[Locusonline.co] Bandung – Pemerintah Kota Bandung bersama para pemangku kepentingan meresmikan Forum Multipihak Sistem Pangan (Forum Karasa) sebagai tonggak baru dalam membangun ketahanan pangan perkotaan yang berkelanjutan.
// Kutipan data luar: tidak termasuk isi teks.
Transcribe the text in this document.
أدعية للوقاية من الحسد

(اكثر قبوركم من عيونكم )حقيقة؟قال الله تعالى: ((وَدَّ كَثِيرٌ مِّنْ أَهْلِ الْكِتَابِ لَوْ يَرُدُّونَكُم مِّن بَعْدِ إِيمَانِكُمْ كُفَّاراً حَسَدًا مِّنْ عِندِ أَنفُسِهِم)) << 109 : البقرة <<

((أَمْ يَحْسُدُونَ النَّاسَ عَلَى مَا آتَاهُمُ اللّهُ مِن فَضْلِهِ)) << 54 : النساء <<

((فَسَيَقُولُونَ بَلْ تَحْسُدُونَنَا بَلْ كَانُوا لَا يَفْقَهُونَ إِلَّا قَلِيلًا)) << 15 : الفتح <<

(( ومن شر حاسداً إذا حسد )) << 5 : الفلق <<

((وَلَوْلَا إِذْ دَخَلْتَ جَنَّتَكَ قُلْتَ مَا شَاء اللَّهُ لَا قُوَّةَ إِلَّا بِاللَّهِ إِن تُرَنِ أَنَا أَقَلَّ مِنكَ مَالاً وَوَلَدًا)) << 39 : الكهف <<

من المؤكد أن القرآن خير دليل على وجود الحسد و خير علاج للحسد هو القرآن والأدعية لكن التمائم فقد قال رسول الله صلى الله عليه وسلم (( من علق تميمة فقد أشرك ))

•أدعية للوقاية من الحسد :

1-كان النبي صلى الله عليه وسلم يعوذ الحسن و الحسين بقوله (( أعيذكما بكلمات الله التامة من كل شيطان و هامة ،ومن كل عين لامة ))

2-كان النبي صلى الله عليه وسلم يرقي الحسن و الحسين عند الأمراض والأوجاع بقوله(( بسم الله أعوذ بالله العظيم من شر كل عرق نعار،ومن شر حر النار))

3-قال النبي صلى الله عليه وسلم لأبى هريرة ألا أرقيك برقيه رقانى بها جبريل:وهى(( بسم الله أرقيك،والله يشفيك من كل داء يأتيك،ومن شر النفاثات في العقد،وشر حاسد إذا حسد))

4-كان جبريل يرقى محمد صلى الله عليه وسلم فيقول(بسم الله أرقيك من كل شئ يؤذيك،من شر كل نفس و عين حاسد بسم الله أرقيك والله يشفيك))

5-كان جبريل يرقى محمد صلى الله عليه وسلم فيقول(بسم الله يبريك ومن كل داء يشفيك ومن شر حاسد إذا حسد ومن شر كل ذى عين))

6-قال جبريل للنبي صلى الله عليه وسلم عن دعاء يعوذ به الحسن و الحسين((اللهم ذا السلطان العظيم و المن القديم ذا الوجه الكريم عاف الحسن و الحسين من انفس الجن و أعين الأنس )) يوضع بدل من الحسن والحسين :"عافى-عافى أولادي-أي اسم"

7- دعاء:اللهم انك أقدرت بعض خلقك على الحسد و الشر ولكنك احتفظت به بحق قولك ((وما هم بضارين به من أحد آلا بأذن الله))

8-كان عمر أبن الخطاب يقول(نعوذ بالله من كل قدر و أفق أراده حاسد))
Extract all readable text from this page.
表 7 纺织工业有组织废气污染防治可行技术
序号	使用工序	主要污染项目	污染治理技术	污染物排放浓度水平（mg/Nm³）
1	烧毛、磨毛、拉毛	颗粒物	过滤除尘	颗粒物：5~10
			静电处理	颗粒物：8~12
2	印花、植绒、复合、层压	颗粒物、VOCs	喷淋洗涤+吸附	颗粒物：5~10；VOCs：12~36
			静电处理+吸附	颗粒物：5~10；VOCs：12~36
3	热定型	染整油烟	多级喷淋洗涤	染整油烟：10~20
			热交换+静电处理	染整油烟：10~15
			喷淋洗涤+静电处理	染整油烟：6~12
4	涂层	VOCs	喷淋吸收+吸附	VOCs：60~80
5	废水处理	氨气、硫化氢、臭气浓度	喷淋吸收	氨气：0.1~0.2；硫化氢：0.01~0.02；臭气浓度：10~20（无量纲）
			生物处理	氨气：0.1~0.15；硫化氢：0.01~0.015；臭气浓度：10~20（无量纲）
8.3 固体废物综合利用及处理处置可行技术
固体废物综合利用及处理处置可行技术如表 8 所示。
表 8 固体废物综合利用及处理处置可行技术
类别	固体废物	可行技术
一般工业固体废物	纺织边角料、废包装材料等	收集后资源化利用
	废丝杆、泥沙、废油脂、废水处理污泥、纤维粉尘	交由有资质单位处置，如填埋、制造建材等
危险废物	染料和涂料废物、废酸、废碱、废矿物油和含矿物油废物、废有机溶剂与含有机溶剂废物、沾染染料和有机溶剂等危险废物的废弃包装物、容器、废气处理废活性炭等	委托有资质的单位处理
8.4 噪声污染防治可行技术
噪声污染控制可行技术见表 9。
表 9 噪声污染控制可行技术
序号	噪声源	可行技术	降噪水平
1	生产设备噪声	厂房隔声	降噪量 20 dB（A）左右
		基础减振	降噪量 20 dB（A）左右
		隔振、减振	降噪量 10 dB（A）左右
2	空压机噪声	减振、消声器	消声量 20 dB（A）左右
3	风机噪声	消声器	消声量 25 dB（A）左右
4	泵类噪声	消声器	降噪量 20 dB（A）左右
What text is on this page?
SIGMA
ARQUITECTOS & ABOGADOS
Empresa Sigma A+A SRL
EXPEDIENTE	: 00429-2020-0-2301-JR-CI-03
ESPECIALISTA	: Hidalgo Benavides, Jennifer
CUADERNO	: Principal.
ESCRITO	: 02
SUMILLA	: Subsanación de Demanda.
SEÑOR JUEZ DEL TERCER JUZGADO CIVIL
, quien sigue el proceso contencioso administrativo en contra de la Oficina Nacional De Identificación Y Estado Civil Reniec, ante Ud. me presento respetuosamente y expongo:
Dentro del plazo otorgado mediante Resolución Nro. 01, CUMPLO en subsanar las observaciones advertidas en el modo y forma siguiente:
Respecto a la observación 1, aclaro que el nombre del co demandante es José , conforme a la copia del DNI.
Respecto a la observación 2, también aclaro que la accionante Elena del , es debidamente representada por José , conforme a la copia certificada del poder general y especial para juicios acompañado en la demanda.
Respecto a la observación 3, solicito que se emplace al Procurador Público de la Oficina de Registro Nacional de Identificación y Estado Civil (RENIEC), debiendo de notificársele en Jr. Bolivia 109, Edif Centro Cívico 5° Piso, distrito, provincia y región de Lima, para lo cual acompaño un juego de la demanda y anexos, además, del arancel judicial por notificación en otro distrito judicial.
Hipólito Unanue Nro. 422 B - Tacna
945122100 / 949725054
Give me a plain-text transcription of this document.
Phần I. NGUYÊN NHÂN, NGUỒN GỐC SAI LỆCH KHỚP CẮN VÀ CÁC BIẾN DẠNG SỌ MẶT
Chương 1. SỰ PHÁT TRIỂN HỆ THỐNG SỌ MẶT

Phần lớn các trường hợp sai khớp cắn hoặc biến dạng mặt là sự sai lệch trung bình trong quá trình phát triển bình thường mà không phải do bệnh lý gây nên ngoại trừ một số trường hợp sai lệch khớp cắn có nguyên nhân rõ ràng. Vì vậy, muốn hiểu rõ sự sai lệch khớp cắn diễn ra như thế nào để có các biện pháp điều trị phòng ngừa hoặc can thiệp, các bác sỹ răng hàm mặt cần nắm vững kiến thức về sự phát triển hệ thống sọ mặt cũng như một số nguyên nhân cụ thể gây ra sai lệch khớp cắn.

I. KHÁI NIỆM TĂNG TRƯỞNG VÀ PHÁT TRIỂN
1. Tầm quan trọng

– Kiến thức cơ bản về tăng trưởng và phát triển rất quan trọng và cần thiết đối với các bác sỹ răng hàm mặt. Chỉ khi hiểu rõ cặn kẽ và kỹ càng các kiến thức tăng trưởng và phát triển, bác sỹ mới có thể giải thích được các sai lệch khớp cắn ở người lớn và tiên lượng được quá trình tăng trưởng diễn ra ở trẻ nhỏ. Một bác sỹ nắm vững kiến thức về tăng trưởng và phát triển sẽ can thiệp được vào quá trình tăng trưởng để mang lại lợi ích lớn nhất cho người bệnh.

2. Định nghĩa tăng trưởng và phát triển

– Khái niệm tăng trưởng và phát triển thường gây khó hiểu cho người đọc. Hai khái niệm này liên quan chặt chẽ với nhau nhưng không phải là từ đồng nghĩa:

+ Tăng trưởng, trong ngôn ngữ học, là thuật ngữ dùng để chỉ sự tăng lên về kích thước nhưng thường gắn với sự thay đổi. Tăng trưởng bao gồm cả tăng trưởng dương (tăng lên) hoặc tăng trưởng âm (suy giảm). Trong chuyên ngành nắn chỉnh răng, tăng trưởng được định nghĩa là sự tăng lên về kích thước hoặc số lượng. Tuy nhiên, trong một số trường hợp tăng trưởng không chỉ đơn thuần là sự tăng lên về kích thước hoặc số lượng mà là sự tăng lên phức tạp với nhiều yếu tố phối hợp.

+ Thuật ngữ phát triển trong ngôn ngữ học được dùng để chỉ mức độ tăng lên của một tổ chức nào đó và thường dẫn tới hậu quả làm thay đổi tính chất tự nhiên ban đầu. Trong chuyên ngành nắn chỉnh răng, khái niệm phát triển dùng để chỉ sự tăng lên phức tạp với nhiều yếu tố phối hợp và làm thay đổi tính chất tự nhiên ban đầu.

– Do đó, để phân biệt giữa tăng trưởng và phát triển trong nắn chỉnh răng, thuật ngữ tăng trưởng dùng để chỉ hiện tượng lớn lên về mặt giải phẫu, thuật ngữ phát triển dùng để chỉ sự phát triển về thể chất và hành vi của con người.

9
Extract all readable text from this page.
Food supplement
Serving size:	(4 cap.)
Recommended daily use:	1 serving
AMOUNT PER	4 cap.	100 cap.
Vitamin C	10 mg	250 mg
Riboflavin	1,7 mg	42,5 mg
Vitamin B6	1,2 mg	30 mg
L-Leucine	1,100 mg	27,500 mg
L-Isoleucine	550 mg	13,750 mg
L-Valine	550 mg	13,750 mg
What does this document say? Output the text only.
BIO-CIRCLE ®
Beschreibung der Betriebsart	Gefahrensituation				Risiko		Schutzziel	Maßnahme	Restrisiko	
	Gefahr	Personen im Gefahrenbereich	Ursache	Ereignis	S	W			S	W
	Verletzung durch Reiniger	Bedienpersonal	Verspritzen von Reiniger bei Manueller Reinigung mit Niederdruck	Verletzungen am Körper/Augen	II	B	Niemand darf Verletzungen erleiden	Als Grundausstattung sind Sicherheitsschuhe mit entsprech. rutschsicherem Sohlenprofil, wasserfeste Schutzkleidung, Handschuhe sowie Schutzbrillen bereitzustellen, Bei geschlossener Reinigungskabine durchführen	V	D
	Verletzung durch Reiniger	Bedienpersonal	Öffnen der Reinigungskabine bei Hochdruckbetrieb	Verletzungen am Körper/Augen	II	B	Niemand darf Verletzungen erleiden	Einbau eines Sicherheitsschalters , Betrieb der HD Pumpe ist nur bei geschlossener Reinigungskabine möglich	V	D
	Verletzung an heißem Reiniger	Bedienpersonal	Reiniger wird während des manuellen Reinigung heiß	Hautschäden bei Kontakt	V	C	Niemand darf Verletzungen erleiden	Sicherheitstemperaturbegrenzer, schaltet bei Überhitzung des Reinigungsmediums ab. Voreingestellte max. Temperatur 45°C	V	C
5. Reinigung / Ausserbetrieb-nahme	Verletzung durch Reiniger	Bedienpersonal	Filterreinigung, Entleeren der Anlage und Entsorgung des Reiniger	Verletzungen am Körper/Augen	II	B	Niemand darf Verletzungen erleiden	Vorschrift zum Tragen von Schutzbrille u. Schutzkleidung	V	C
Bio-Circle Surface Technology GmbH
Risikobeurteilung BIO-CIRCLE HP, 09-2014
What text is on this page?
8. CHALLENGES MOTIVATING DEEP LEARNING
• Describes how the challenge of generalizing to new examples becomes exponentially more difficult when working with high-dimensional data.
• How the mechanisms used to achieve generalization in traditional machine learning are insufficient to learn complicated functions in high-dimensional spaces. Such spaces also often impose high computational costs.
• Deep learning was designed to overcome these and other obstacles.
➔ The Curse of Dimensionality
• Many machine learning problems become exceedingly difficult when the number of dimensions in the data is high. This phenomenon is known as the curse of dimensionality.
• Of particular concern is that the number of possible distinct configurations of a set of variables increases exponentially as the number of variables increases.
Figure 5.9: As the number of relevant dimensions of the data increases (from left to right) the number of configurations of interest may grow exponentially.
Pengukuhan yang digelar di Bumi Sangkuriang, Selasa (10/2), menjadi bagian dari program global Urban Futures, sekaligus jawaban atas dua tantangan kronis Kota Bandung: ketergantungan pangan eksternal dan darurat sampah organik.
Fakta yang Memicu Terobosan: 94,05% Pangan Impor Kota vs 60% Sampah Organik
Kepala Dinas Ketahanan Pangan dan Pertanian (DKPP) Kota Bandung, Gingin Ginanjar, memaparkan data yang menjadi landasan lahirnya Forum Karasa:
| Indikator | Kondisi Kota Bandung | Tantangan & Peluang |
|---|---|---|
| Ketergantungan Pangan | 94,05% kebutuhan pangan berasal dari luar kota. | Rentan terhadap disruptions (gangguan rantai pasok, inflasi). |
| Komposisi Sampah | Hampir 60% sampah kota adalah organik. | Beban TPA, namun potensi besar untuk diolah kembali. |
| Sisa Makanan | Sekitar 20% dari total sampah adalah sisa makanan. | Inefisiensi pangan sekaligus peluang untuk circular economy. |
"Oleh karena itu, integrasi antara Kang Pisman (Kurangi, Pisahkan, Manfaatkan Sampah), Buruan SAE (Buruan Sehat, Alami, Ekonomis/pertanian perkotaan), dan Dashat (Dapur Sehat Atasi Stunting) menjadi kunci dalam membangun sistem pangan sirkular Kota Bandung," tegas Gingin.
Forum Karasa: Bukan Sekadar Wacana, Menuju Keputusan Wali Kota
Wali Kota Bandung Muhammad Farhan menegaskan bahwa Forum Karasa dirancang sebagai ruang sinergi yang hidup, bukan sekadar seremoni. Ia berkomitmen untuk segera memformalkan forum ini melalui Keputusan Wali Kota (Kepwal) agar memiliki daya ikat dan keberlanjutan.
"Berbagai pihak perlu berkolaborasi… Harapannya, Forum Karasa dapat menjadi ruang sinergi yang hidup, mendorong peran aktif masyarakat dan orang muda, serta mempercepat terwujudnya sistem pangan Kota Bandung yang tangguh, berkeadilan, dan berkelanjutan," ujar Farhan.
Langkah ini merupakan eskalasi dari sekadar program bersama menjadi kebijakan publik yang terstruktur, memastikan kolaborasi pentahelix (pemerintah, komunitas, akademisi, swasta, media) bukan hanya terjadi sporadis, tetapi terlembaga.
Inovasi di Tingkat Akar Rumput: CSA dan Keterlibatan Generasi Muda
Forum Karasa tidak dibangun di ruang hampa. Ia diperkuat oleh inisiatif-inisiatif komunitas yang telah berjalan, seperti Community Supported Agriculture (CSA) yang dikembangkan Seni Tani.